Jessica turned to face her little sister, who was holding a piece of wheat bread in her hand.

“I didn’t actually say ‘good morning,’ Beth. Just ‘morning.’ So I don’t have to explain why it’s good.”

Beth stared up at Jessica through narrowed eyes, her little brain racing as she took a sip of orange juice. “I didn’t say you said it was good. I was just asking a simple question.”

“That is so lame. Dad, tell Beth that’s lame.”

“Girls,” Jessica’s father murmured in an abstractly threatening way, not bothering to look up from his newspaper.

“He can’t help you, Jess. He’s not actually hearing what we say,” Beth explained. “He only reacts to our tone of voice. Sort of like a dog.”

“I heard
that,”
Don Day said, giving Beth an actually threatening look.
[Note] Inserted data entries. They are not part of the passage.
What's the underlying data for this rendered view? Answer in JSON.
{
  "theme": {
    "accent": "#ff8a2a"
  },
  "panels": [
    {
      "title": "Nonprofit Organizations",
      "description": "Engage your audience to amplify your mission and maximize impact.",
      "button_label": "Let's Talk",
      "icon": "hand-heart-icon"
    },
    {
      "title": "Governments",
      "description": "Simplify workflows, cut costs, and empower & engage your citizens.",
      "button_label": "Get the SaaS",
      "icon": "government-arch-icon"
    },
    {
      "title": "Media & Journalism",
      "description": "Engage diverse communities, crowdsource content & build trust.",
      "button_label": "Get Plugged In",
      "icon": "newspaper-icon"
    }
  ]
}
She hid behind her orange juice again.

Mom breezed in dressed for work, which was usual for Sunday mornings these days. Her new job at Aerospace Oklahoma was what had brought them all to Bixby.

“Morning, Mom. Want anything to eat?” Jessica turned to pop the bread into the toaster.

“Hey, guys. No thanks, Jess. We’re having breakfast at the meeting.”

“So when does your new job become an old job, Mom? And you get to stay home on the weekends?” Beth asked.

Jessica turned around and saw that her father was also waiting for an answer.

Her mother looked at the three of them and sighed. “I don’t know. Today’s my fault, though. I volunteered to be on this committee about the new runway.”

“Never volunteer,” Dad said, his eyes dropping back to his newspaper.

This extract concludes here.